Jamie didn’t flinch, though he wanted to. Why was it that the more north he went, the men seemed to get tougher and more mean?

“I’ll be twenty-one tomorrow,” said Jamie, doing his best to push casual strength in his voice as he stuffed his wallet into his back pocket.

“Come back tomorrow, when you’re older.” The guy’s rangy, straw-colored hair hung in his pale blue eyes, and he looked at Jamie with a complete lack of interest and a whole lot of disdain.

“I don’t really want a beer,” said Jamie, though that was a complete lie. He wanted beer, or a glass of water to drink, at least, but he didn’t think this guy would give it to him without charging him for it. “I’m looking for directions to the ranch.”

“What ranch?” asked the guy. His mouth twisted downward as he said the wordranch.

“The one—”

Jamie thought about the day when a representative from a nearby ranch in northeastern Colorado had come to the meat packing plant with special instructions on how to slaughter his grass-fed beef. The rancher wore a crisp-collared blue denim shirt, standing out from the grubby slaughterhouse workers like a handsome, well-groomed beacon. While the foreman sneered at the rancher and basically told him to take his business elsewhere, the rancher remained calm and businesslike and, settling his shoulders as he left, didn’t seem at all bothered to have been refused a spot in the meat packing plant’s slaughter schedule.

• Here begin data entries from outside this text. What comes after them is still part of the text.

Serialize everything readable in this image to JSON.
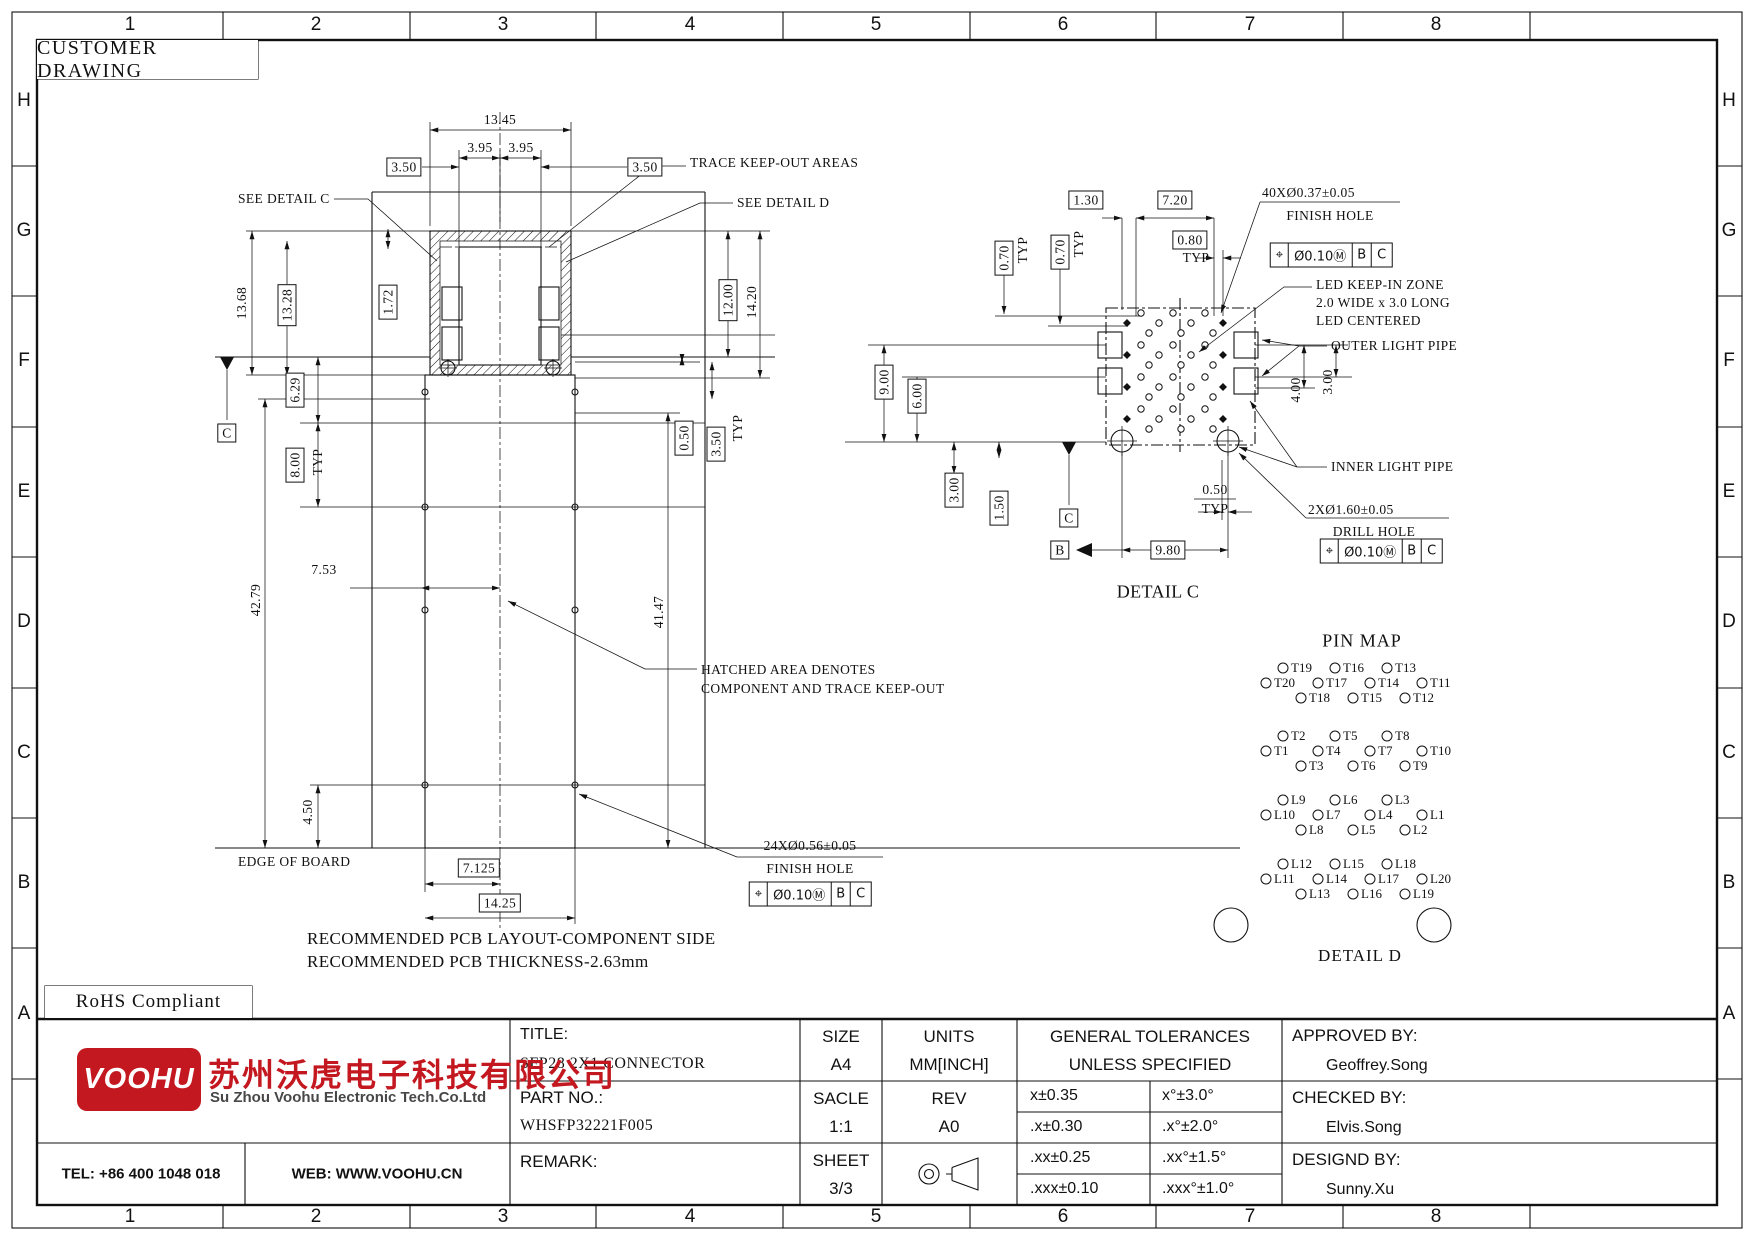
{
  "boxes": {
    "customer_drawing": "CUSTOMER DRAWING",
    "rohs": "RoHS Compliant"
  },
  "border": {
    "columns": [
      "1",
      "2",
      "3",
      "4",
      "5",
      "6",
      "7",
      "8"
    ],
    "rows": [
      "H",
      "G",
      "F",
      "E",
      "D",
      "C",
      "B",
      "A"
    ]
  },
  "pin_map": {
    "title": "PIN MAP",
    "detail_label": "DETAIL D",
    "groups": [
      {
        "rows": [
          [
            "T19",
            "T16",
            "T13"
          ],
          [
            "T20",
            "T17",
            "T14",
            "T11"
          ],
          [
            "T18",
            "T15",
            "T12"
          ]
        ]
      },
      {
        "rows": [
          [
            "T2",
            "T5",
            "T8"
          ],
          [
            "T1",
            "T4",
            "T7",
            "T10"
          ],
          [
            "T3",
            "T6",
            "T9"
          ]
        ]
      },
      {
        "rows": [
          [
            "L9",
            "L6",
            "L3"
          ],
          [
            "L10",
            "L7",
            "L4",
            "L1"
          ],
          [
            "L8",
            "L5",
            "L2"
          ]
        ]
      },
      {
        "rows": [
          [
            "L12",
            "L15",
            "L18"
          ],
          [
            "L11",
            "L14",
            "L17",
            "L20"
          ],
          [
            "L13",
            "L16",
            "L19"
          ]
        ]
      }
    ]
  },
  "gdt_frames": [
    {
      "x": 810,
      "y": 894,
      "cells": [
        "⌖",
        "Ø0.10Ⓜ",
        "B",
        "C"
      ]
    },
    {
      "x": 1331,
      "y": 255,
      "cells": [
        "⌖",
        "Ø0.10Ⓜ",
        "B",
        "C"
      ]
    },
    {
      "x": 1381,
      "y": 551,
      "cells": [
        "⌖",
        "Ø0.10Ⓜ",
        "B",
        "C"
      ]
    }
  ],
  "annotations": [
    {
      "t": "13.45",
      "x": 500,
      "y": 120
    },
    {
      "t": "3.95",
      "x": 480,
      "y": 148
    },
    {
      "t": "3.95",
      "x": 521,
      "y": 148
    },
    {
      "t": "3.50",
      "x": 404,
      "y": 167,
      "box": 1
    },
    {
      "t": "3.50",
      "x": 645,
      "y": 167,
      "box": 1
    },
    {
      "t": "TRACE KEEP-OUT AREAS",
      "x": 690,
      "y": 163,
      "al": 1,
      "n": "note-trace-keepout"
    },
    {
      "t": "SEE DETAIL C",
      "x": 238,
      "y": 199,
      "al": 1,
      "n": "note-see-detail-c"
    },
    {
      "t": "SEE DETAIL D",
      "x": 737,
      "y": 203,
      "al": 1,
      "n": "note-see-detail-d"
    },
    {
      "t": "13.68",
      "x": 242,
      "y": 303,
      "rot": 1
    },
    {
      "t": "13.28",
      "x": 287,
      "y": 305,
      "rot": 1,
      "box": 1
    },
    {
      "t": "1.72",
      "x": 388,
      "y": 302,
      "rot": 1,
      "box": 1
    },
    {
      "t": "12.00",
      "x": 728,
      "y": 300,
      "rot": 1,
      "box": 1
    },
    {
      "t": "14.20",
      "x": 752,
      "y": 302,
      "rot": 1
    },
    {
      "t": "6.29",
      "x": 295,
      "y": 390,
      "rot": 1,
      "box": 1
    },
    {
      "t": "8.00",
      "x": 295,
      "y": 465,
      "rot": 1,
      "box": 1
    },
    {
      "t": "TYP",
      "x": 318,
      "y": 462,
      "rot": 1
    },
    {
      "t": "0.50",
      "x": 684,
      "y": 438,
      "rot": 1,
      "box": 1
    },
    {
      "t": "3.50",
      "x": 716,
      "y": 444,
      "rot": 1,
      "box": 1
    },
    {
      "t": "TYP",
      "x": 738,
      "y": 428,
      "rot": 1
    },
    {
      "t": "42.79",
      "x": 256,
      "y": 600,
      "rot": 1
    },
    {
      "t": "7.53",
      "x": 324,
      "y": 570
    },
    {
      "t": "41.47",
      "x": 659,
      "y": 612,
      "rot": 1
    },
    {
      "t": "4.50",
      "x": 308,
      "y": 812,
      "rot": 1
    },
    {
      "t": "EDGE OF BOARD",
      "x": 238,
      "y": 862,
      "al": 1,
      "n": "note-edge-of-board"
    },
    {
      "t": "7.125",
      "x": 479,
      "y": 868,
      "box": 1
    },
    {
      "t": "14.25",
      "x": 500,
      "y": 903,
      "box": 1
    },
    {
      "t": "HATCHED AREA DENOTES",
      "x": 701,
      "y": 670,
      "al": 1,
      "n": "note-hatched-area"
    },
    {
      "t": "COMPONENT AND TRACE KEEP-OUT",
      "x": 701,
      "y": 689,
      "al": 1
    },
    {
      "t": "24XØ0.56±0.05",
      "x": 810,
      "y": 846,
      "n": "callout-finish-hole-24x"
    },
    {
      "t": "FINISH HOLE",
      "x": 810,
      "y": 869
    },
    {
      "t": "RECOMMENDED PCB LAYOUT-COMPONENT SIDE",
      "x": 307,
      "y": 939,
      "al": 1,
      "fs": 17,
      "n": "note-pcb-layout"
    },
    {
      "t": "RECOMMENDED PCB THICKNESS-2.63mm",
      "x": 307,
      "y": 962,
      "al": 1,
      "fs": 17,
      "n": "note-pcb-thickness"
    },
    {
      "t": "C",
      "x": 227,
      "y": 433,
      "box": 1,
      "n": "datum-c"
    },
    {
      "t": "1.30",
      "x": 1086,
      "y": 200,
      "box": 1
    },
    {
      "t": "7.20",
      "x": 1175,
      "y": 200,
      "box": 1
    },
    {
      "t": "0.80",
      "x": 1190,
      "y": 240,
      "box": 1
    },
    {
      "t": "TYP",
      "x": 1196,
      "y": 258
    },
    {
      "t": "0.70",
      "x": 1004,
      "y": 258,
      "rot": 1,
      "box": 1
    },
    {
      "t": "TYP",
      "x": 1023,
      "y": 250,
      "rot": 1
    },
    {
      "t": "0.70",
      "x": 1060,
      "y": 252,
      "rot": 1,
      "box": 1
    },
    {
      "t": "TYP",
      "x": 1079,
      "y": 244,
      "rot": 1
    },
    {
      "t": "40XØ0.37±0.05",
      "x": 1262,
      "y": 193,
      "al": 1,
      "n": "callout-finish-hole-40x"
    },
    {
      "t": "FINISH HOLE",
      "x": 1330,
      "y": 216
    },
    {
      "t": "LED KEEP-IN ZONE",
      "x": 1316,
      "y": 285,
      "al": 1,
      "n": "note-led-keepin"
    },
    {
      "t": "2.0 WIDE x 3.0 LONG",
      "x": 1316,
      "y": 303,
      "al": 1
    },
    {
      "t": "LED CENTERED",
      "x": 1316,
      "y": 321,
      "al": 1
    },
    {
      "t": "OUTER LIGHT PIPE",
      "x": 1331,
      "y": 346,
      "al": 1,
      "n": "note-outer-light-pipe"
    },
    {
      "t": "9.00",
      "x": 884,
      "y": 382,
      "rot": 1,
      "box": 1
    },
    {
      "t": "6.00",
      "x": 917,
      "y": 396,
      "rot": 1,
      "box": 1
    },
    {
      "t": "4.00",
      "x": 1296,
      "y": 390,
      "rot": 1
    },
    {
      "t": "3.00",
      "x": 1328,
      "y": 382,
      "rot": 1
    },
    {
      "t": "3.00",
      "x": 954,
      "y": 490,
      "rot": 1,
      "box": 1
    },
    {
      "t": "1.50",
      "x": 999,
      "y": 508,
      "rot": 1,
      "box": 1
    },
    {
      "t": "C",
      "x": 1069,
      "y": 518,
      "box": 1,
      "n": "datum-c-detail"
    },
    {
      "t": "B",
      "x": 1060,
      "y": 550,
      "box": 1,
      "n": "datum-b"
    },
    {
      "t": "9.80",
      "x": 1168,
      "y": 550,
      "box": 1
    },
    {
      "t": "0.50",
      "x": 1215,
      "y": 490
    },
    {
      "t": "TYP",
      "x": 1215,
      "y": 509
    },
    {
      "t": "INNER LIGHT PIPE",
      "x": 1331,
      "y": 467,
      "al": 1,
      "n": "note-inner-light-pipe"
    },
    {
      "t": "2XØ1.60±0.05",
      "x": 1308,
      "y": 510,
      "al": 1,
      "n": "callout-drill-hole-2x"
    },
    {
      "t": "DRILL HOLE",
      "x": 1374,
      "y": 532
    },
    {
      "t": "DETAIL C",
      "x": 1158,
      "y": 592,
      "fs": 18,
      "n": "detail-c-label"
    }
  ],
  "title_block": {
    "title_label": "TITLE:",
    "title": "SFP28 2X1 CONNECTOR",
    "size_label": "SIZE",
    "size": "A4",
    "units_label": "UNITS",
    "units": "MM[INCH]",
    "tol_header1": "GENERAL TOLERANCES",
    "tol_header2": "UNLESS SPECIFIED",
    "approved_label": "APPROVED BY:",
    "approved": "Geoffrey.Song",
    "part_label": "PART NO.:",
    "part": "WHSFP32221F005",
    "scale_label": "SACLE",
    "scale": "1:1",
    "rev_label": "REV",
    "rev": "A0",
    "checked_label": "CHECKED BY:",
    "checked": "Elvis.Song",
    "remark_label": "REMARK:",
    "sheet_label": "SHEET",
    "sheet": "3/3",
    "designed_label": "DESIGND BY:",
    "designed": "Sunny.Xu",
    "tolerances": [
      [
        "x±0.35",
        "x°±3.0°"
      ],
      [
        ".x±0.30",
        ".x°±2.0°"
      ],
      [
        ".xx±0.25",
        ".xx°±1.5°"
      ],
      [
        ".xxx±0.10",
        ".xxx°±1.0°"
      ]
    ],
    "tel": "TEL: +86 400 1048 018",
    "web": "WEB: WWW.VOOHU.CN"
  },
  "logo": {
    "wordmark": "VOOHU",
    "company_cn": "苏州沃虎电子科技有限公司",
    "company_en": "Su Zhou Voohu Electronic Tech.Co.Ltd",
    "brand_red": "#c41820"
  }
}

Thinking about the rancher, and the kind of man he seemed to be, the thought had been planted in Jamie’s mind that not all cattle came from feedlots up near the Nebraska border. Searching on the internet, he discovered that some herds of cattle were raised differently than feed-lot cattle. These cattle were fed solely on grass and lived out their days in peaceful, grass-green fields. His mind easily imagined an idyllic green field where happy brown cows twitched their tails as they grazed in the sunshine.

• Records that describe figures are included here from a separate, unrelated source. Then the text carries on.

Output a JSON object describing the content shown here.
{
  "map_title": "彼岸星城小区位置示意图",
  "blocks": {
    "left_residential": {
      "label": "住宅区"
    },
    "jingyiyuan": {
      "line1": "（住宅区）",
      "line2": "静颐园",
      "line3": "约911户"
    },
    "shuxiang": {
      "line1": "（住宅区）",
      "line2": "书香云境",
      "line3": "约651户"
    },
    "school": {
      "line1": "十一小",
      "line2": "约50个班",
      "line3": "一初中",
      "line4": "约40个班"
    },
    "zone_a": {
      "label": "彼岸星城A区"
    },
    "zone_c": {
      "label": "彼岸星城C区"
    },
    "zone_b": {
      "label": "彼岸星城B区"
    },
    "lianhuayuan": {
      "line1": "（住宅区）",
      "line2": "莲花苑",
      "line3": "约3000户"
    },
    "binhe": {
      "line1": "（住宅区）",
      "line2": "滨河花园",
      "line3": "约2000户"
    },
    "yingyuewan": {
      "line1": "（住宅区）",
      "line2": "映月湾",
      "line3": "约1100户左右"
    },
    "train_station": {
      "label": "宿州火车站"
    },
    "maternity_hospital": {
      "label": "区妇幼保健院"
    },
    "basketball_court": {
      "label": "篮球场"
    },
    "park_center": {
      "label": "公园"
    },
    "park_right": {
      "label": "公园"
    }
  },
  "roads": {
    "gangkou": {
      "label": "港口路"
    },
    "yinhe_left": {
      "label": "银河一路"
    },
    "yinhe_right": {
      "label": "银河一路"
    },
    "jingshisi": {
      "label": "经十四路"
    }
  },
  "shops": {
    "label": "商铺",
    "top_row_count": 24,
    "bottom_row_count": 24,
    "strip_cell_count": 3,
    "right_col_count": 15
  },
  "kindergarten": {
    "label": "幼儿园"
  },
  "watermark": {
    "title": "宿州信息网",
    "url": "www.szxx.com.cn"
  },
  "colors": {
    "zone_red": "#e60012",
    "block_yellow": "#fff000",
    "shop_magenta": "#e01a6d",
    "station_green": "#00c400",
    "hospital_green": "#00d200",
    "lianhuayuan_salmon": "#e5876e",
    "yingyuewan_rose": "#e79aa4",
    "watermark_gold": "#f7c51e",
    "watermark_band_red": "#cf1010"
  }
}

If he could get a job working with cattle at a place like that, he wouldn’t have to wade in blood up to his knees every day and cut apart beef ribs and hunks of flesh that were still warm, blood beading on his knife blade and spraying into the air each time he raised it.

“Farthingdale Ranch,” he said. “I’m looking to get hired there.”

“That’s not arealranch, kid,” said the guy, his disdain brimming along the top of the words. “It’s a fuckin’ dude ranch.”

“A dude ranch?” asked Jamie, confusion taking over his idyllic image of the place. “I thought it was a cattle ranch, where they raise cattle.”

“No.” The guy shook his head and looked ready to turn away from the conversation rather than engage in any more of Jamie’s foolish notions. “It’s a place where idiots from the city come to play at being cowboys.”

“Still.” Jamie’s late-night internet search at the library had obviously given him wrong information. Or maybe he’d read the online brochure wrong. Keeping his hope firmly tucked tight, Jamie cast a look around the bar. It wasn’t hardly past eleven o’clock in the morning, and so only a few customers sat in the dark booths along the wall, nursing beers. “It’s what I came all this way for. I’d like to give it a try.”

“Sure, kid,” said the guy, laughing. “Maybe they’re hiring, after all. You’d be the third I sent up to them this week, and I ain’t got no complaints yet.”

“How do I get there?” asked Jamie, feeling buoyed up once more.

“Go up Latham Street,” said the guy, pointing out the window. “Go south to Main Street, then go west. Just follow the road, it’ll lead you right to the gate.”